Army Releases New OPSEC Regulation
April 19, 2007
WASHINGTON (Army News Service, April 20, 2007) - Changes to the Army's operations security regulation address accountability, new technology and the inclusion of all Army personnel in OPSEC practices.
The revised Army Regulation 530-1, "Operations Security," provides updated definitions; aligns the Army's policies, terms and doctrine with the Defense Department; and brings Army Contractors into the fold while addressing the role Army Family Members have in OPSEC.
"The change includes Army Civilians and Contractors, who are not subject to the Uniform Code of Military Justice," said Maj. Ray Ceralde, the Army OPSEC program manager and author of the revision. "The reason we included Contractors in the regulation is they're more involved in operations today than ever before. If you have all your Soldiers and DA Civilians practicing OPSEC and your Contractors - who are an integral part of your operations - aren't ... well, you have a gaping hole in security that could affect everyone's lives."
Maj. Ceralde said OPSEC is a "total Army concept" and includes Families and friends though he acknowledged they aren't subject to a commander's orders.
"We felt it necessary to actively encourage those demographics," he said. "Much of the practice of OPSEC will be conveyed from the commander down to the Soldier who we hope will pass on the importance that what a Family Member or friend puts up on the Web can unwittingly be used against us."
Regulation changes also address how technology, specifically the Internet, has changed the face of OPSEC since the last major revision to the regulations in 1995. A 2005 revision addressed new technology, but the new revision addresses technological concerns not covered in the 2005 revision.
"The Internet, personal Web sites, blogs (Web logs) - those are examples of where our adversaries are looking for open-source information about us," said Maj. Ceralde. "Open-source information isn't classified and may look like nothing more than innocuous bits of information, a piece here, a piece there, like pieces of a puzzle. But when you put enough of the pieces together you begin to realize the bigger picture and that something could be going on."
Outside of technology, Maj. Ceralde cited an example of how "innocuous" bits of information can give a snapshot of a bigger picture. He described how the Pentagon parking lot had more parked cars than usual on the evening of Jan. 16, 1991, and how pizza parlors noticed a significant increase of pizza to the Pentagon and other government agencies. These observations are indicators, unclassified information available to all, Maj. Ceralde said. That was the same night that Operation Desert Storm began.
While Army personnel may maintain their own Web sites or post information on blogs, Maj. Ceralde said they have to be careful about what they write and what they post because even unclassified information can provide significant information to adversaries.
"For example, photos of deployed Soldiers to share with Family and friends are acceptable. However, when the photo includes a background of the inside of their camp with force protection measures in plain view, an adversary who is planning to attack their camp and sees a photo like this on the Internet now knows how to counter their force-protection measures," Maj. Ceralde said.
The regulation also puts a greater emphasis on commanders' responsibilities to implement OPSEC.

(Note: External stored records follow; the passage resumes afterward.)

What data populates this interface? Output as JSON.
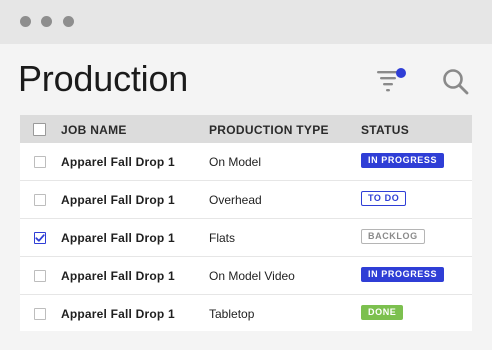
{
  "colors": {
    "accent": "#2f3ed6",
    "done": "#7cc04f",
    "titlebar": "#e6e6e6",
    "header_row": "#dcdcdc"
  },
  "window": {
    "controls": [
      "window-dot",
      "window-dot",
      "window-dot"
    ]
  },
  "page": {
    "title": "Production"
  },
  "toolbar": {
    "filter_icon": "filter-icon",
    "filter_active": true,
    "search_icon": "search-icon"
  },
  "table": {
    "columns": {
      "job": "JOB NAME",
      "type": "PRODUCTION TYPE",
      "status": "STATUS"
    },
    "rows": [
      {
        "job": "Apparel Fall Drop 1",
        "type": "On Model",
        "status": "IN PROGRESS",
        "status_kind": "in-progress",
        "checked": false
      },
      {
        "job": "Apparel Fall Drop 1",
        "type": "Overhead",
        "status": "TO DO",
        "status_kind": "todo",
        "checked": false
      },
      {
        "job": "Apparel Fall Drop 1",
        "type": "Flats",
        "status": "BACKLOG",
        "status_kind": "backlog",
        "checked": true
      },
      {
        "job": "Apparel Fall Drop 1",
        "type": "On Model Video",
        "status": "IN PROGRESS",
        "status_kind": "in-progress",
        "checked": false
      },
      {
        "job": "Apparel Fall Drop 1",
        "type": "Tabletop",
        "status": "DONE",
        "status_kind": "done",
        "checked": false
      }
    ]
  }
}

"We tell commanders what they must to do to get their people to understand what's critical and sensitive information and how to protect it, but commanders have to make that perfectly clear in the form of orders and directives," Maj. Ceralde said. "The other part of this tells Soldiers that if they fail to comply they may be punished under article 92 of the Uniform Code of Military Justice for disobeying a lawful order."

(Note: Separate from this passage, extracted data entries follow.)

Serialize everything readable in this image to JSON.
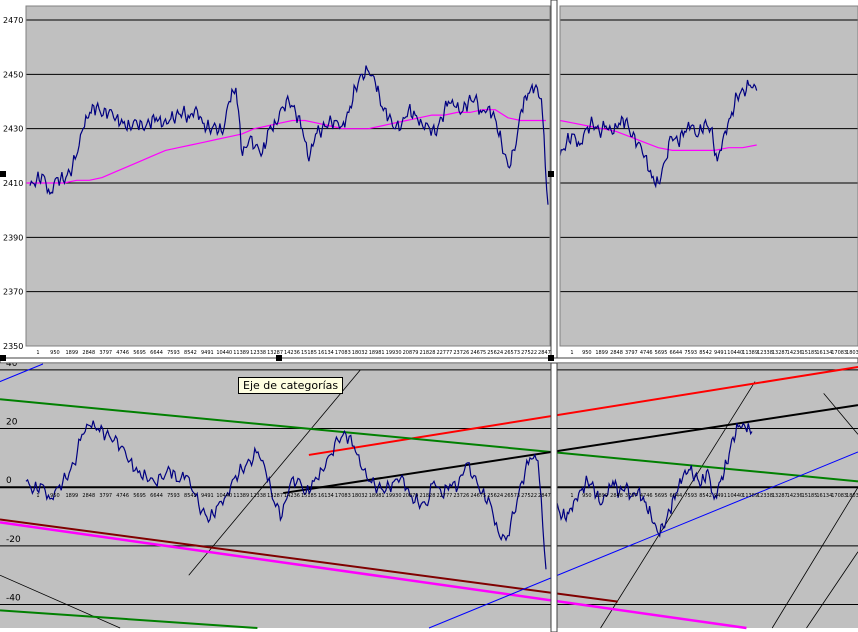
{
  "tooltip": "Eje de categorías",
  "colors": {
    "plot_bg": "#c0c0c0",
    "grid": "#000000",
    "price": "#000080",
    "average": "#ff00ff",
    "red_line": "#ff0000",
    "green_line": "#008000",
    "black_line": "#000000",
    "dark_red_line": "#800000",
    "magenta_line": "#ff00ff",
    "blue_line": "#0000ff",
    "diagonal": "#000000"
  },
  "chart_data": [
    {
      "type": "line",
      "panel": "top-left",
      "y_ticks": [
        "2470",
        "2450",
        "2430",
        "2410",
        "2390",
        "2370",
        "2350"
      ],
      "ylim": [
        2350,
        2475
      ],
      "x_tick_labels": [
        "1",
        "950",
        "1899",
        "2848",
        "3797",
        "4746",
        "5695",
        "6644",
        "7593",
        "8542",
        "9491",
        "10440",
        "11389",
        "12338",
        "13287",
        "14236",
        "15185",
        "16134",
        "17083",
        "18032",
        "18981",
        "19930",
        "20879",
        "21828",
        "22777",
        "23726",
        "24675",
        "25624",
        "26573",
        "27522",
        "28471"
      ],
      "series": [
        {
          "role": "price",
          "y": [
            2409,
            2411,
            2413,
            2406,
            2412,
            2411,
            2414,
            2420,
            2430,
            2436,
            2438,
            2435,
            2437,
            2434,
            2432,
            2431,
            2433,
            2430,
            2432,
            2434,
            2431,
            2433,
            2435,
            2436,
            2434,
            2438,
            2432,
            2430,
            2431,
            2428,
            2440,
            2445,
            2420,
            2426,
            2424,
            2421,
            2430,
            2432,
            2438,
            2440,
            2436,
            2430,
            2418,
            2428,
            2430,
            2432,
            2433,
            2431,
            2436,
            2445,
            2450,
            2451,
            2447,
            2438,
            2434,
            2430,
            2432,
            2437,
            2435,
            2432,
            2431,
            2428,
            2434,
            2440,
            2438,
            2436,
            2440,
            2441,
            2436,
            2438,
            2434,
            2425,
            2416,
            2422,
            2437,
            2443,
            2445,
            2441,
            2402
          ]
        },
        {
          "role": "average",
          "y": [
            2410,
            2410,
            2410,
            2410,
            2411,
            2411,
            2412,
            2414,
            2416,
            2418,
            2420,
            2422,
            2423,
            2424,
            2425,
            2426,
            2427,
            2428,
            2430,
            2431,
            2432,
            2433,
            2433,
            2432,
            2431,
            2430,
            2430,
            2430,
            2431,
            2432,
            2433,
            2434,
            2435,
            2435,
            2436,
            2436,
            2437,
            2437,
            2434,
            2433,
            2433,
            2433
          ]
        }
      ]
    },
    {
      "type": "line",
      "panel": "top-right",
      "ylim": [
        2350,
        2475
      ],
      "x_tick_labels": [
        "1",
        "950",
        "1899",
        "2848",
        "3797",
        "4746",
        "5695",
        "6644",
        "7593",
        "8542",
        "9491",
        "10440",
        "11389",
        "12338",
        "13287",
        "14236",
        "15185",
        "16134",
        "17083",
        "18032"
      ],
      "series": [
        {
          "role": "price",
          "y": [
            2420,
            2425,
            2428,
            2424,
            2430,
            2432,
            2429,
            2431,
            2428,
            2432,
            2433,
            2427,
            2425,
            2420,
            2412,
            2410,
            2418,
            2427,
            2425,
            2429,
            2431,
            2427,
            2432,
            2430,
            2418,
            2428,
            2434,
            2442,
            2444,
            2446,
            2444
          ]
        },
        {
          "role": "average",
          "y": [
            2433,
            2432,
            2431,
            2430,
            2429,
            2427,
            2425,
            2423,
            2422,
            2422,
            2422,
            2422,
            2423,
            2423,
            2424
          ]
        }
      ]
    },
    {
      "type": "line",
      "panel": "bottom",
      "y_ticks": [
        "40",
        "20",
        "0",
        "-20",
        "-40"
      ],
      "ylim": [
        -48,
        42
      ],
      "x_tick_labels": [
        "1",
        "950",
        "1899",
        "2848",
        "3797",
        "4746",
        "5695",
        "6644",
        "7593",
        "8542",
        "9491",
        "10440",
        "11389",
        "12338",
        "13287",
        "14236",
        "15185",
        "16134",
        "17083",
        "18032",
        "18981",
        "19930",
        "20879",
        "21828",
        "22777",
        "23726",
        "24675",
        "25624",
        "26573",
        "27522",
        "28471"
      ],
      "x_tick_labels_right": [
        "1",
        "950",
        "1899",
        "2848",
        "3797",
        "4746",
        "5695",
        "6644",
        "7593",
        "8542",
        "9491",
        "10440",
        "11389",
        "12338",
        "13287",
        "14236",
        "15185",
        "16134",
        "17083",
        "18032"
      ],
      "series": [
        {
          "role": "oscillator",
          "y": [
            2,
            -1,
            1,
            -4,
            0,
            3,
            8,
            18,
            21,
            20,
            18,
            16,
            14,
            9,
            5,
            4,
            2,
            3,
            6,
            2,
            4,
            -2,
            -8,
            -11,
            -6,
            -3,
            3,
            6,
            9,
            12,
            5,
            -5,
            -10,
            1,
            3,
            -2,
            2,
            6,
            11,
            16,
            18,
            14,
            6,
            2,
            0,
            -1,
            2,
            4,
            -3,
            -5,
            -6,
            2,
            -3,
            1,
            0,
            8,
            4,
            -2,
            -5,
            -15,
            -18,
            -9,
            2,
            10,
            9,
            -28
          ]
        },
        {
          "role": "oscillator",
          "y": [
            -6,
            -10,
            -9,
            -4,
            -1,
            2,
            0,
            -6,
            -3,
            2,
            -2,
            0,
            -3,
            -1,
            -5,
            -9,
            -15,
            -14,
            -8,
            -2,
            3,
            6,
            4,
            1,
            6,
            -4,
            2,
            8,
            17,
            21,
            20,
            19
          ]
        }
      ],
      "trend_lines": [
        {
          "color": "red",
          "from": [
            0.36,
            11
          ],
          "to": [
            1.0,
            41
          ]
        },
        {
          "color": "green",
          "from": [
            0.0,
            30
          ],
          "to": [
            1.0,
            2
          ]
        },
        {
          "color": "black",
          "from": [
            0.33,
            -2
          ],
          "to": [
            1.0,
            28
          ]
        },
        {
          "color": "black",
          "from": [
            0.0,
            0
          ],
          "to": [
            0.645,
            0
          ]
        },
        {
          "color": "black",
          "from": [
            0.65,
            0
          ],
          "to": [
            1.0,
            0
          ]
        },
        {
          "color": "dark-red",
          "from": [
            0.0,
            -11
          ],
          "to": [
            0.72,
            -39
          ]
        },
        {
          "color": "magenta",
          "from": [
            0.0,
            -12
          ],
          "to": [
            0.87,
            -48
          ]
        },
        {
          "color": "green",
          "from": [
            0.0,
            -42
          ],
          "to": [
            0.3,
            -48
          ]
        },
        {
          "color": "blue",
          "from": [
            0.5,
            -48
          ],
          "to": [
            1.0,
            12
          ]
        },
        {
          "color": "blue",
          "from": [
            0.0,
            36
          ],
          "to": [
            0.05,
            42
          ]
        }
      ],
      "diagonals": [
        {
          "from": [
            0.22,
            -30
          ],
          "to": [
            0.42,
            40
          ]
        },
        {
          "from": [
            0.0,
            -30
          ],
          "to": [
            0.14,
            -48
          ]
        },
        {
          "from": [
            0.7,
            -48
          ],
          "to": [
            0.88,
            36
          ]
        },
        {
          "from": [
            0.94,
            -48
          ],
          "to": [
            1.0,
            -22
          ]
        },
        {
          "from": [
            0.96,
            32
          ],
          "to": [
            1.0,
            18
          ]
        },
        {
          "from": [
            0.9,
            -48
          ],
          "to": [
            1.0,
            0
          ]
        }
      ]
    }
  ]
}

Other key changes to the regulations include the addition of punitive measures for violations of specific directives, the designation of "For Official Use Only" as a standard marking on all unclassified products that meet at least one exemption of the Freedom of Information Act, directing encryption of e-mail messages that contain sensitive information on unclassified networks, and emphasizing operations security in contracts and acquisitions.
"OPSEC is not traditional security, such as information security like marking, handling and classifying information; it's not the physical security of actually protecting classified information though they're all related and part of OPSEC," Maj. Ceralde said. "OPSEC is different from traditional security in that we want to eliminate, reduce and conceal indicators, unclassified and open-source observations of friendly activity that can give away critical information."